Ultrasonic-assisted preparation of Fe-MOF with rich oxygen vacancies for efficient oxygen evolution

Metal-Organic Frameworks (MOFs) materials with unique properties have attracted much attention in various fields. However, the limited number of active sites and the time-consuming synthesis process hinder their widespread application. Herein, this work demonstrates the first preparation of highly efficient and stable MOF (Fe-MOF-U) catalysts with enhanced specific surface area, morphology and active sites, through ultrasonic-assisted solvothermal method for oxygen evolution reaction (OER) electrocatalysis.
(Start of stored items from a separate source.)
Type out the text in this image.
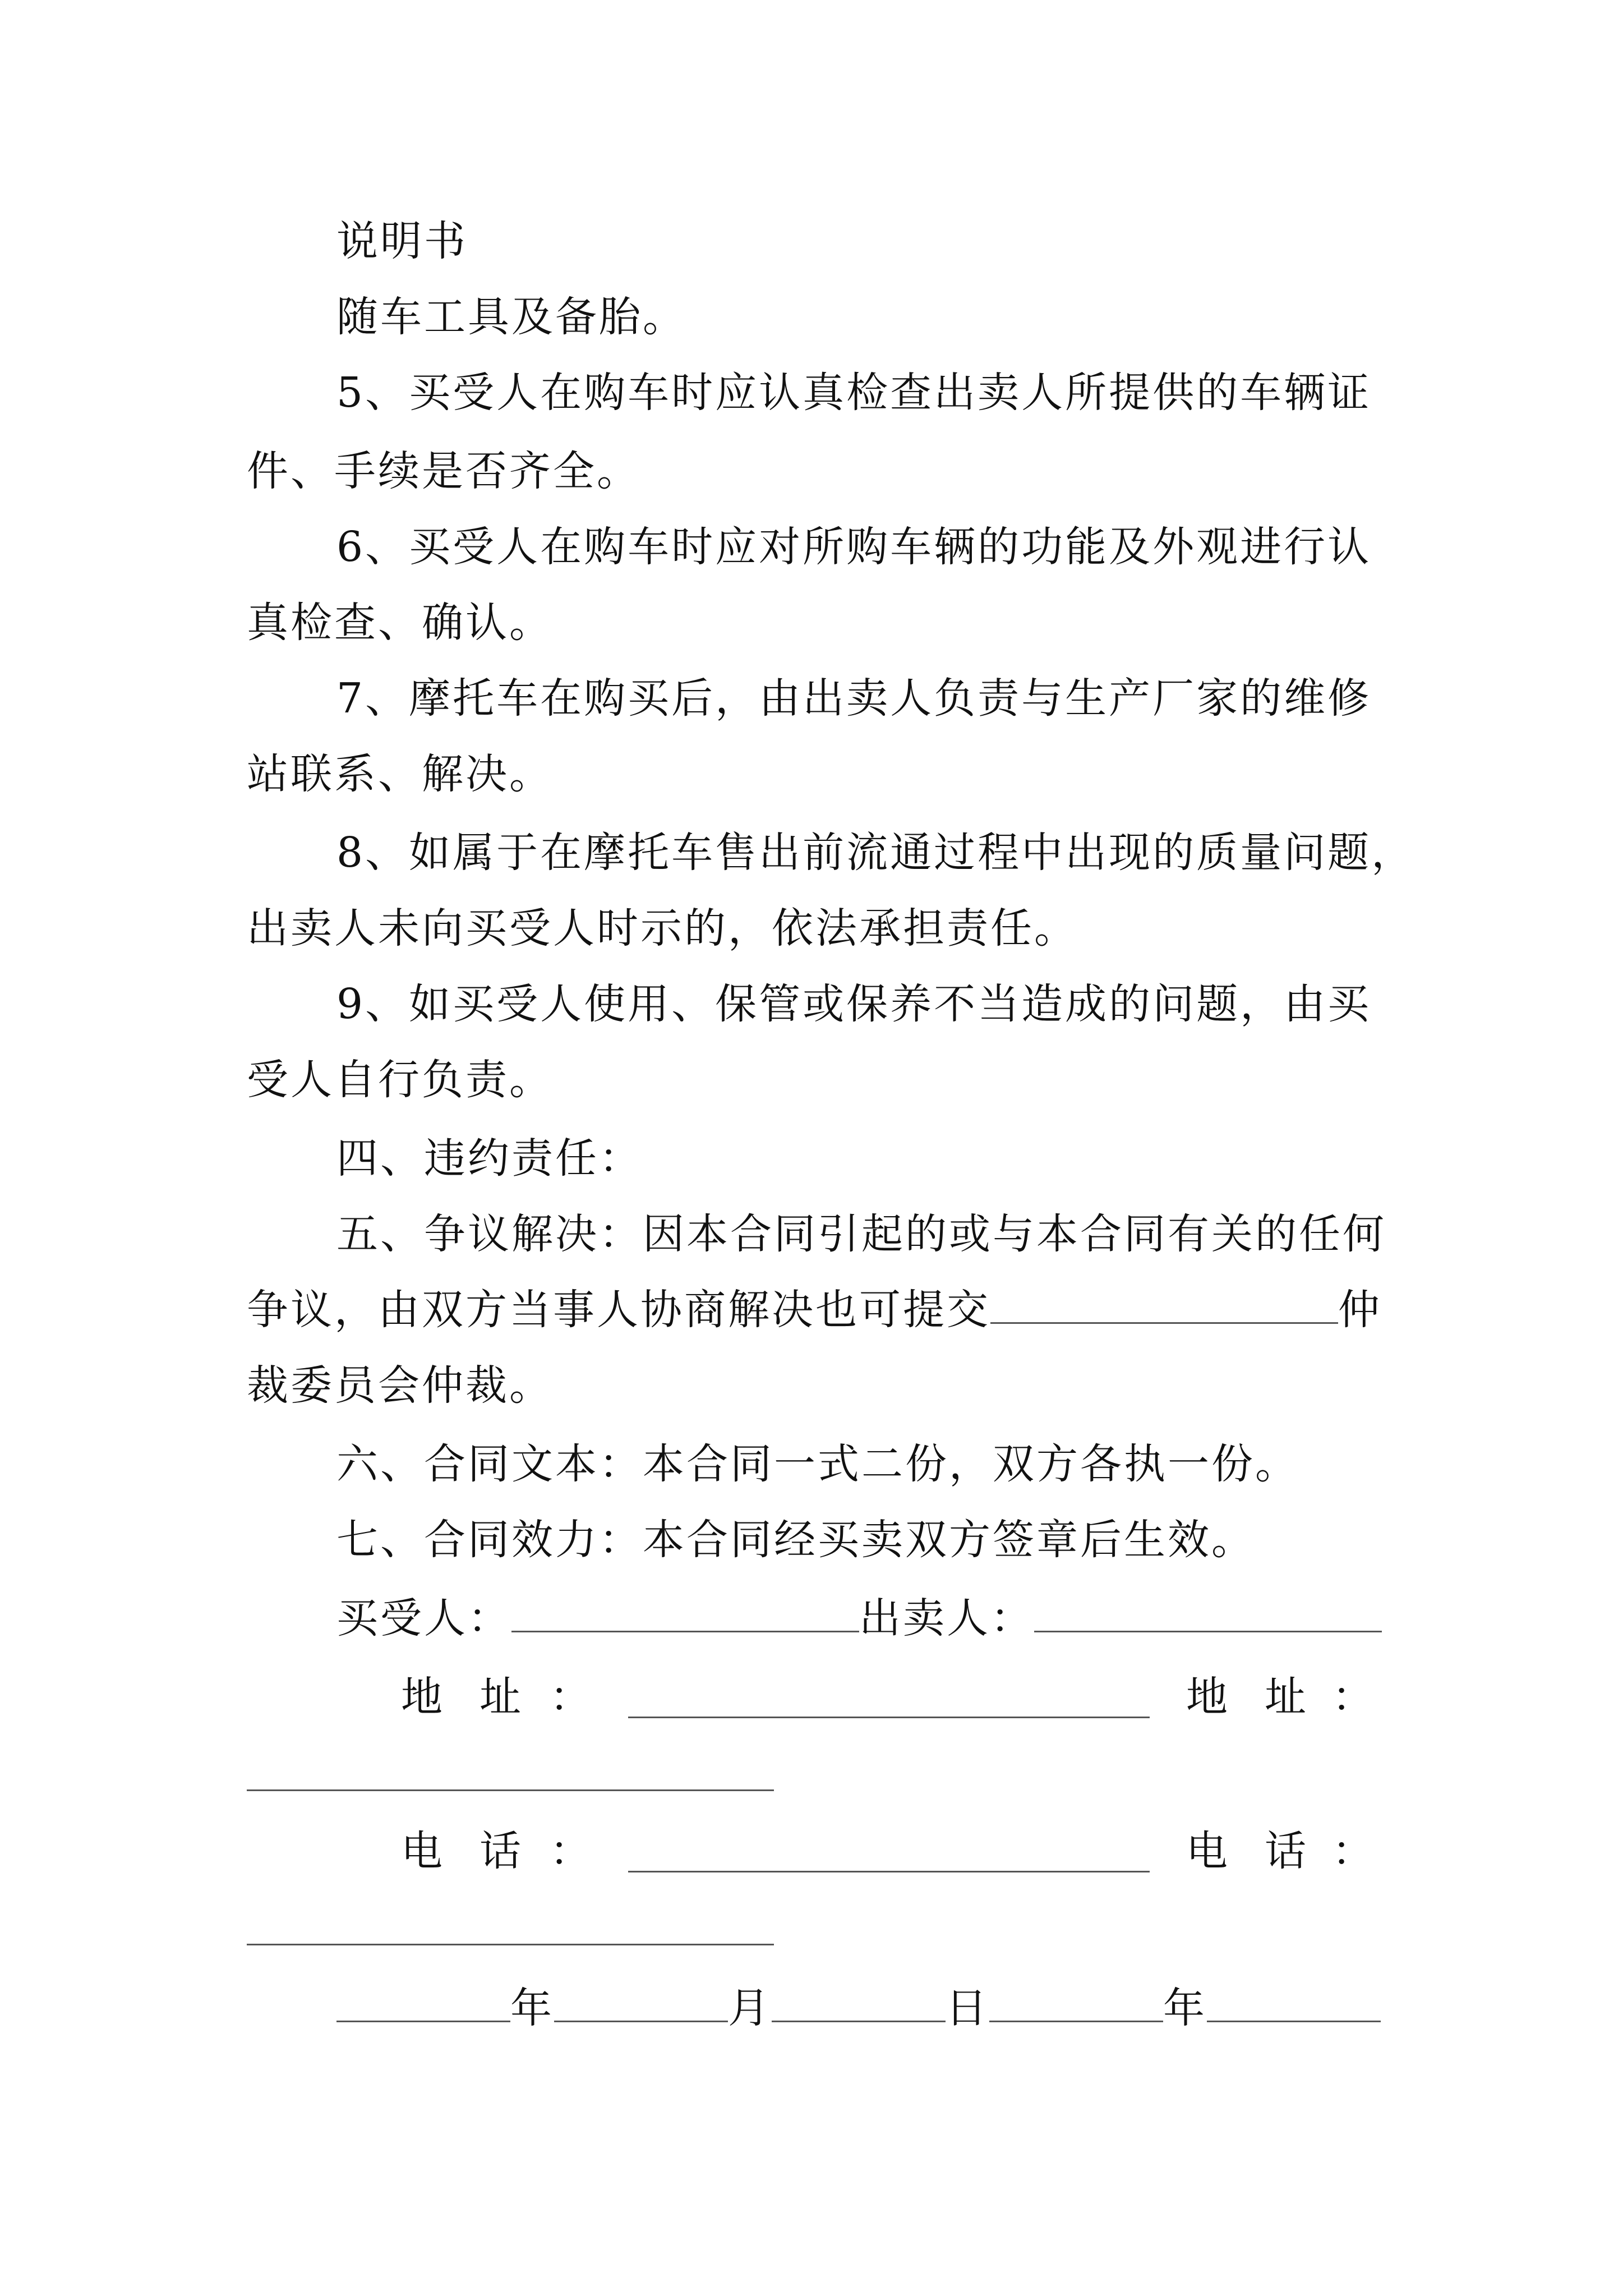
说明书
随车工具及备胎。
5、买受人在购车时应认真检查出卖人所提供的车辆证
件、手续是否齐全。
6、买受人在购车时应对所购车辆的功能及外观进行认
真检查、确认。
7、摩托车在购买后，由出卖人负责与生产厂家的维修
站联系、解决。
8、如属于在摩托车售出前流通过程中出现的质量问题，
出卖人未向买受人时示的，依法承担责任。
9、如买受人使用、保管或保养不当造成的问题，由买
受人自行负责。
四、违约责任：
五、争议解决：因本合同引起的或与本合同有关的任何
争议，由双方当事人协商解决也可提交	仲
裁委员会仲裁。
六、合同文本：本合同一式二份，双方各执一份。
七、合同效力：本合同经买卖双方签章后生效。
买受人：	出卖人：
地 址 ：	地 址 ：
电 话 ：	电 话 ：
年	月	日	年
The results show that the crystal size of Fe-MOF-U decreases significantly, and the specific surface area and pore size increase. In addition, many oxygen vacancies are produced in the crystal, making the reaction intermediates easier to form and thus improving the catalyst's oxygen evolution performance. The overpotential of Fe-MOF-U catalyst at 10 mA cm−2 is 221 mV, which is lower than that of the conventional solvothermal synthesized Fe-MOF-S (237 mV). Furthermore, the turnover frequency of the Fe-MOF-U catalyst is 3.32 s−1 at the overpotential of 300 mV, which is 5 times higher than that of Fe-MOF-S (0.70 s−1). In situ Raman and methanol molecular probe tests indicate a weakened adsorption of *OH on the Fe-MOF-U surface. DFT calculations are consistent with the characterization results, both proving that the ultrasonic-assisted solvothermal method can generate specific oxygen vacancy (μ3-O defect) in Fe-MOF-U which improved OER performance. This study provides a new idea for the morphology controlling and defect introduction of MOF and a new approach for its application.